Jan. 7, 2014 -- A stock market slide can send you to the hospital. That's the finding of a new study by two U.C. San Diego finance professors who correlated 30 years of California hospital admission records with the ups and downs of the stock market.
"Worrying About the Stock Market: Evidence from Hospital Admissions," by professors Joseph Engelberg and Christopher Parsons, was recently presented at the annual meeting of the American Economic Association. The authors have submitted it for peer review to the Journal of Finance, where they hope to see it published six months from now.
The analysis, drawing upon admissions records for every hospital in California from 1983 to 2011, finds a nearly instantaneous increase in hospital admissions following stock market drops, especially by persons complaining of anxiety, depression or other conditions of mental or emotional stress.
California's hospital admissions spiked more than 5 percent on "Black Monday"—Oct. 19, 1987--when the market plunged nearly 25 percent. Reviewing all three decades' of data, the authors concluded that "one standard deviation drop in U.S. stock prices (roughly -1.5 percent) increases admissions to California hospitals by about 0.26 percent over the next two days."
If the focus is limited to people complaining of anxiety or panic attacks, the increase in admissions is twice as great, they write.
On average, more than 11,000 Californians are hospitalized each day, according to the state's Office of Statewide Health Planning and Development.
A separate and unrelated study of 11,590 North Carolina hospital patients by Duke University, published in the American Journal of Cardiology in 2010, found the stock market crash of 2008 to be associated with a spike in the rate of heart attacks.
Engelberg and Parsons' most significant finding, they write, was the immediacy of reaction: "Stock market declines today result in psychological distress today."
Parsons tells ABC News he was surprised by the severity of the distress: "If you'd have asked me before we did the study, are people upset when they lose money? I'd have said, yes, of course they are. But the response is more dramatic than that. Think how anxious you have yourself admitted to the hospital."
Parsons acknowledges it isn't possible to prove causality between stock drops and increases in hospital admissions. He doesn't know how many patients in the study owned stock. And he allows that other unsettling events—earthquakes, say, or terrorist attacks--can be correlated with an increase in hospital admissions. But looking over all three decades of hospital data, he says, he and his co-author could find no more consistent and immediate correlation than with stock market performance.
Parsons says his inspiration for the study came in part from observing his own father. "The first thing my dad does every morning, after he's made his coffee, is follow the market for three hours. If it's doing well, he'll be in a good mood. If it's not, he gets very nervous. He'll call me to ask what I think he should do." Parsons says his dad seldom does anything, regarding his investments; but his mood affects his other decisions—whether to play golf, say, or go out to dinner.

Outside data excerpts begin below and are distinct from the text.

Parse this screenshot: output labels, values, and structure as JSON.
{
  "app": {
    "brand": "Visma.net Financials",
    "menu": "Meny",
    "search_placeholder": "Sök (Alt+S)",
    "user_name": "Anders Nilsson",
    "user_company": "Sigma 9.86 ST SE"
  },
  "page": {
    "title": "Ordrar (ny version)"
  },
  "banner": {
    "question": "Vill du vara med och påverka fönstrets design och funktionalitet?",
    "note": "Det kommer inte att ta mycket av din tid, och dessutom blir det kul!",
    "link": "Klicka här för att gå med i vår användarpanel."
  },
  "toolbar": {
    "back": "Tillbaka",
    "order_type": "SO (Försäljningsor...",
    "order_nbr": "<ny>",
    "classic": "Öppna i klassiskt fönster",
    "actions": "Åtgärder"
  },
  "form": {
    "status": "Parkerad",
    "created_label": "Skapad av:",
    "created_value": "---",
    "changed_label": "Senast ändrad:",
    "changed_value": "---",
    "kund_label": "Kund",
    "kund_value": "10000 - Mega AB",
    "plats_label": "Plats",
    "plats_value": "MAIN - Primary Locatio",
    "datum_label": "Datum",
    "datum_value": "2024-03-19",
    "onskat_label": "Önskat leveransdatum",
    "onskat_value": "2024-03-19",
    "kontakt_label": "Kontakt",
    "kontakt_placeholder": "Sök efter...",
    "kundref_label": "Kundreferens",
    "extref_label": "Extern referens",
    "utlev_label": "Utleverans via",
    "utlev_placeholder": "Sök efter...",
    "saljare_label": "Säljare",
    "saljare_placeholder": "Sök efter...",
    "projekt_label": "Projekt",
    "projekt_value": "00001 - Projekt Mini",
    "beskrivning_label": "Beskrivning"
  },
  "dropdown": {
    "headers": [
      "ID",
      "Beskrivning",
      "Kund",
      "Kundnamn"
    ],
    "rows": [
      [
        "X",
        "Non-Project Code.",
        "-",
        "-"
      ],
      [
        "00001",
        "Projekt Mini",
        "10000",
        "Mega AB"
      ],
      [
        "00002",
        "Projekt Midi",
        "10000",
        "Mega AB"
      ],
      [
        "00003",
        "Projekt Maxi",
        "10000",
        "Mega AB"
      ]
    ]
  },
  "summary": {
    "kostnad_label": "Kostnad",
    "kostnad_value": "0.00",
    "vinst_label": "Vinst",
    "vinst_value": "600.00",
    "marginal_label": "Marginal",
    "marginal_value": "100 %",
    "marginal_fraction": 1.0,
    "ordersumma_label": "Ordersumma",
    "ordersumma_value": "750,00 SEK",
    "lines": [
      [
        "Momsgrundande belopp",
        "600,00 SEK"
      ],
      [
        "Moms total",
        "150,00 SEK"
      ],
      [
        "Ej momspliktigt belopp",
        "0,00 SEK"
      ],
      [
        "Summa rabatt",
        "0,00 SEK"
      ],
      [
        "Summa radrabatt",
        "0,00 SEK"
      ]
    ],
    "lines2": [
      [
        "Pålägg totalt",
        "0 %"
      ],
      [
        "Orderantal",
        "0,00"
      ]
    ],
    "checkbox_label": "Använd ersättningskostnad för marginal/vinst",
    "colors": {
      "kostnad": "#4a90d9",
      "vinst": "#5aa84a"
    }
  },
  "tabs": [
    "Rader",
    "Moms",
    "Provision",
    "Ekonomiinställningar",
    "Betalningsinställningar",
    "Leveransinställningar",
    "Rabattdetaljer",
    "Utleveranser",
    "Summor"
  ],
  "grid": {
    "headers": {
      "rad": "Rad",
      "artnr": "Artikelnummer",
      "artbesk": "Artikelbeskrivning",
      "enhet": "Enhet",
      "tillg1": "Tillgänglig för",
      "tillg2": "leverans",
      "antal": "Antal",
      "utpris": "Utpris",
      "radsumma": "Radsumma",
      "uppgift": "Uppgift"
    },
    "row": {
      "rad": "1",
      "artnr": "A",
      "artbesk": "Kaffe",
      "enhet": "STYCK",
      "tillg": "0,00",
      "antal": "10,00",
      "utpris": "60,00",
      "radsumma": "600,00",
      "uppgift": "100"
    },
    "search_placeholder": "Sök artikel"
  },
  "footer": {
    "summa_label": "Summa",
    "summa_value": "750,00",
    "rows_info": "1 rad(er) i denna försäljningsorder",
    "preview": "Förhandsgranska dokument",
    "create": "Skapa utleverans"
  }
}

"He's never worried himself so sick that he's checked himself into the hospital. I think what we're picking up here, in our study, are people who are perhaps more sensitive to stress." For such a person, a market drop could be "the straw that breaks the camel's back."

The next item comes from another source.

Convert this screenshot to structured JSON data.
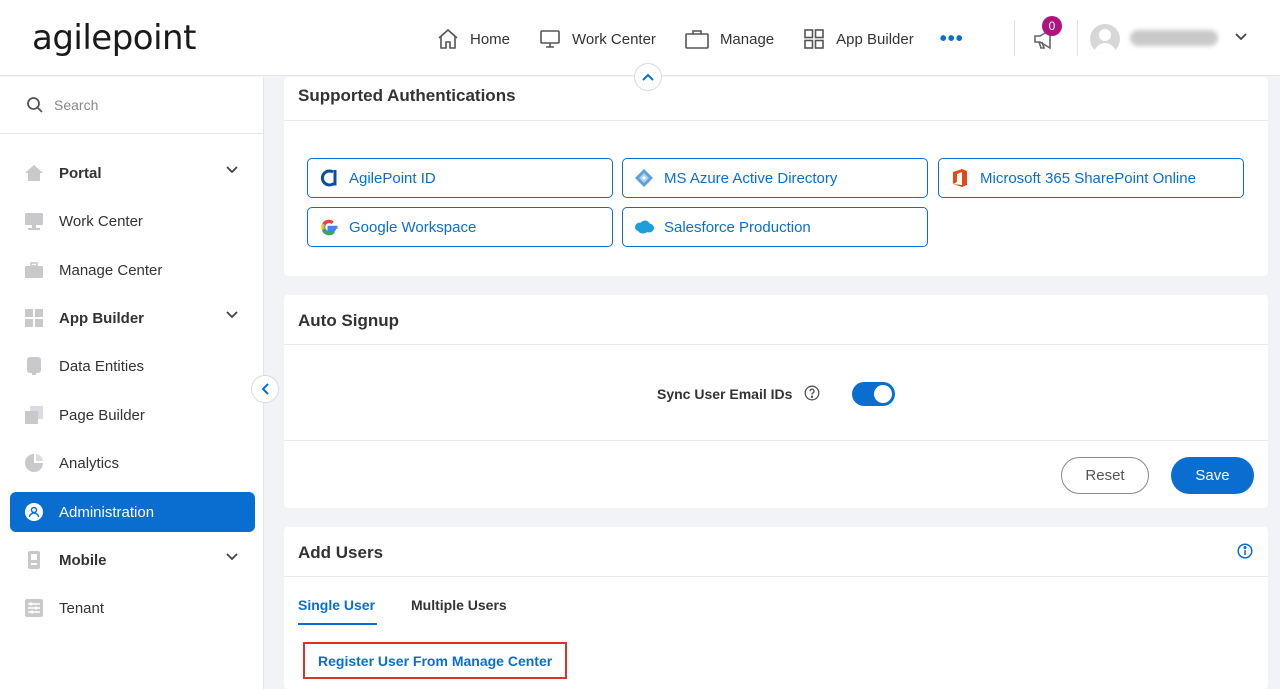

Parsons notes that a person having so dramatic a reaction to a market plunge might not own stock. His or her stress could arise from worry about the effect of a plunge on the economy at large, or from fear of a resulting job loss.
How big might be the health care cost associated with stock market declines? The authors' calculation, which they call "back-of-the-envelope," assumes 3,700 "market-induced" hospitalizations a year in California. They cite a 2009 U.S. Census Bureau estimate that the average hospitalization, nationally, costs roughly $21,000, putting the cost to California at about $77 million a year. They extrapolate from that to estimate a cost of $650 million to the nation as a whole.